OTL is a high-level data processing language. It was originally designed on the basis of Splunk's SPL language and is backward compatible with SPL for most of its features.
The OTL language is a highly efficient solution to a number of processing tasks, especially in machine-generated logs.
Main functions of the language are:
- full-text search and filtering on all message content;
- selection and search by selected fields;
- aggregation;
- union;
- data enrichment from external or internal sources;
- calculation of statistical indicators;
- mathematical data transformations;
- data preparation for specific types of visualization;
- train and apply machine learning models from a wide range of open source libraries.
A fundamental feature of OTL is high efficiency of using the parallelizing computations possibilities over a computing resources cluster both in near real-time and batch processing modes.
SMaLL (Simple Machine Learning Language) is language that extends the capabilities of OTL and allows users to use all the features of the WDC-Platform without machine learning techniques or data engineering knowledge.

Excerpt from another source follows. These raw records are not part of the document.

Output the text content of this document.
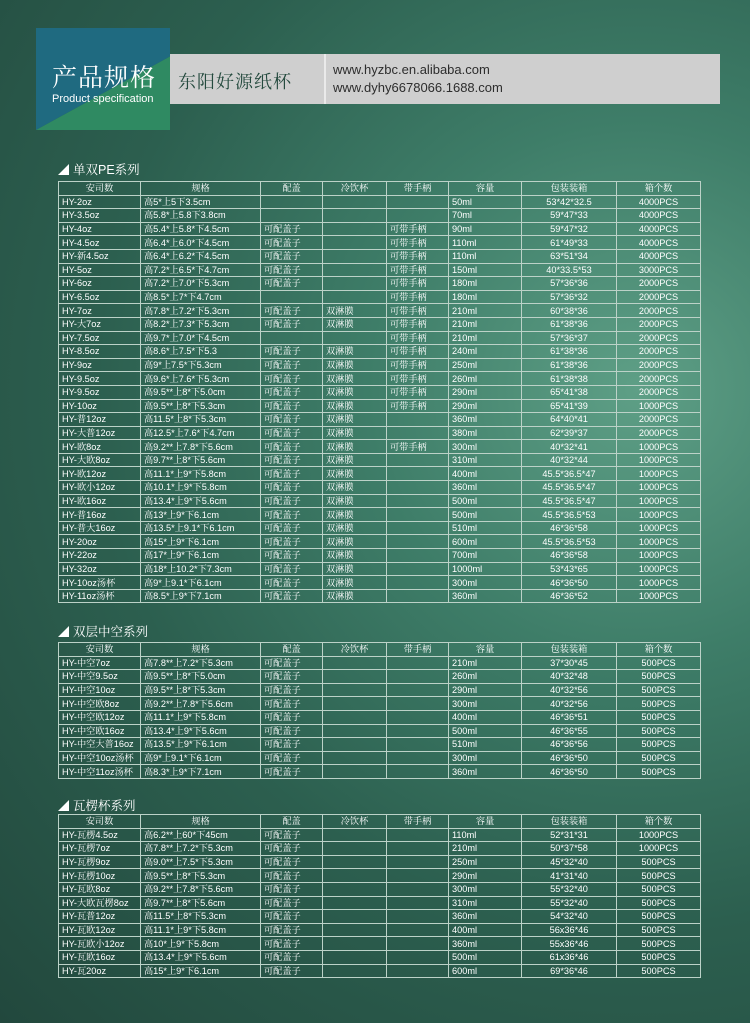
产品规格
Product specification
东阳好源纸杯
www.hyzbc.en.alibaba.com
www.dyhy6678066.1688.com
单双PE系列
安司数	规格	配盖	冷饮杯	带手柄	容量	包装装箱	箱个数
HY-2oz	高5*上5下3.5cm				50ml	53*42*32.5	4000PCS
HY-3.5oz	高5.8*上5.8下3.8cm				70ml	59*47*33	4000PCS
HY-4oz	高5.4*上5.8*下4.5cm	可配盖子		可带手柄	90ml	59*47*32	4000PCS
HY-4.5oz	高6.4*上6.0*下4.5cm	可配盖子		可带手柄	110ml	61*49*33	4000PCS
HY-新4.5oz	高6.4*上6.2*下4.5cm	可配盖子		可带手柄	110ml	63*51*34	4000PCS
HY-5oz	高7.2*上6.5*下4.7cm	可配盖子		可带手柄	150ml	40*33.5*53	3000PCS
HY-6oz	高7.2*上7.0*下5.3cm	可配盖子		可带手柄	180ml	57*36*36	2000PCS
HY-6.5oz	高8.5*上7*下4.7cm			可带手柄	180ml	57*36*32	2000PCS
HY-7oz	高7.8*上7.2*下5.3cm	可配盖子	双淋膜	可带手柄	210ml	60*38*36	2000PCS
HY-大7oz	高8.2*上7.3*下5.3cm	可配盖子	双淋膜	可带手柄	210ml	61*38*36	2000PCS
HY-7.5oz	高9.7*上7.0*下4.5cm			可带手柄	210ml	57*36*37	2000PCS
HY-8.5oz	高8.6*上7.5*下5.3	可配盖子	双淋膜	可带手柄	240ml	61*38*36	2000PCS
HY-9oz	高9*上7.5*下5.3cm	可配盖子	双淋膜	可带手柄	250ml	61*38*36	2000PCS
HY-9.5oz	高9.6*上7.6*下5.3cm	可配盖子	双淋膜	可带手柄	260ml	61*38*38	2000PCS
HY-9.5oz	高9.5**上8*下5.0cm	可配盖子	双淋膜	可带手柄	290ml	65*41*38	2000PCS
HY-10oz	高9.5**上8*下5.3cm	可配盖子	双淋膜	可带手柄	290ml	65*41*39	1000PCS
HY-普12oz	高11.5*上8*下5.3cm	可配盖子	双淋膜		360ml	64*40*41	2000PCS
HY-大普12oz	高12.5*上7.6*下4.7cm	可配盖子	双淋膜		380ml	62*39*37	2000PCS
HY-欧8oz	高9.2**上7.8*下5.6cm	可配盖子	双淋膜	可带手柄	300ml	40*32*41	1000PCS
HY-大欧8oz	高9.7**上8*下5.6cm	可配盖子	双淋膜		310ml	40*32*44	1000PCS
HY-欧12oz	高11.1*上9*下5.8cm	可配盖子	双淋膜		400ml	45.5*36.5*47	1000PCS
HY-欧小12oz	高10.1*上9*下5.8cm	可配盖子	双淋膜		360ml	45.5*36.5*47	1000PCS
HY-欧16oz	高13.4*上9*下5.6cm	可配盖子	双淋膜		500ml	45.5*36.5*47	1000PCS
HY-普16oz	高13*上9*下6.1cm	可配盖子	双淋膜		500ml	45.5*36.5*53	1000PCS
HY-普大16oz	高13.5*上9.1*下6.1cm	可配盖子	双淋膜		510ml	46*36*58	1000PCS
HY-20oz	高15*上9*下6.1cm	可配盖子	双淋膜		600ml	45.5*36.5*53	1000PCS
HY-22oz	高17*上9*下6.1cm	可配盖子	双淋膜		700ml	46*36*58	1000PCS
HY-32oz	高18*上10.2*下7.3cm	可配盖子	双淋膜		1000ml	53*43*65	1000PCS
HY-10oz汤杯	高9*上9.1*下6.1cm	可配盖子	双淋膜		300ml	46*36*50	1000PCS
HY-11oz汤杯	高8.5*上9*下7.1cm	可配盖子	双淋膜		360ml	46*36*52	1000PCS
双层中空系列
安司数	规格	配盖	冷饮杯	带手柄	容量	包装装箱	箱个数
HY-中空7oz	高7.8**上7.2*下5.3cm	可配盖子			210ml	37*30*45	500PCS
HY-中空9.5oz	高9.5**上8*下5.0cm	可配盖子			260ml	40*32*48	500PCS
HY-中空10oz	高9.5**上8*下5.3cm	可配盖子			290ml	40*32*56	500PCS
HY-中空欧8oz	高9.2**上7.8*下5.6cm	可配盖子			300ml	40*32*56	500PCS
HY-中空欧12oz	高11.1*上9*下5.8cm	可配盖子			400ml	46*36*51	500PCS
HY-中空欧16oz	高13.4*上9*下5.6cm	可配盖子			500ml	46*36*55	500PCS
HY-中空大普16oz	高13.5*上9*下6.1cm	可配盖子			510ml	46*36*56	500PCS
HY-中空10oz汤杯	高9*上9.1*下6.1cm	可配盖子			300ml	46*36*50	500PCS
HY-中空11oz汤杯	高8.3*上9*下7.1cm	可配盖子			360ml	46*36*50	500PCS
瓦楞杯系列
安司数	规格	配盖	冷饮杯	带手柄	容量	包装装箱	箱个数
HY-瓦楞4.5oz	高6.2**上60*下45cm	可配盖子			110ml	52*31*31	1000PCS
HY-瓦楞7oz	高7.8**上7.2*下5.3cm	可配盖子			210ml	50*37*58	1000PCS
HY-瓦楞9oz	高9.0**上7.5*下5.3cm	可配盖子			250ml	45*32*40	500PCS
HY-瓦楞10oz	高9.5**上8*下5.3cm	可配盖子			290ml	41*31*40	500PCS
HY-瓦欧8oz	高9.2**上7.8*下5.6cm	可配盖子			300ml	55*32*40	500PCS
HY-大欧瓦楞8oz	高9.7**上8*下5.6cm	可配盖子			310ml	55*32*40	500PCS
HY-瓦普12oz	高11.5*上8*下5.3cm	可配盖子			360ml	54*32*40	500PCS
HY-瓦欧12oz	高11.1*上9*下5.8cm	可配盖子			400ml	56x36*46	500PCS
HY-瓦欧小12oz	高10*上9*下5.8cm	可配盖子			360ml	55x36*46	500PCS
HY-瓦欧16oz	高13.4*上9*下5.6cm	可配盖子			500ml	61x36*46	500PCS
HY-瓦20oz	高15*上9*下6.1cm	可配盖子			600ml	69*36*46	500PCS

The main idea of SMaLL is to reduce the solution of most analytical problems to three standard fixed command pipeline sequences - patterns:
- Model training pattern (GetData | Fit | Explain | Score | Show).
- Model application pattern (GetData | Apply | Score | Show).
- Directories pattern (GetData | Eval | Put).
These sequences are constant and differ only by specifying different profiles as operands - selected areas for which plugin sets are created - specialized data preprocessors and machine learning algorithms specific to a particular area of knowledge.
Such approach allows to hide the processing data routine details from the end user and concentrate his/her efforts on achieving the final result.
The unique feature of SMaLL is the obligatory Explain command, which interprets the machine learning model and presents it in a human-understandable form. This allows not only to understand and adjust the resulting model, but also bring experts' knowledge into it, which is unavailable in a particular training dataset.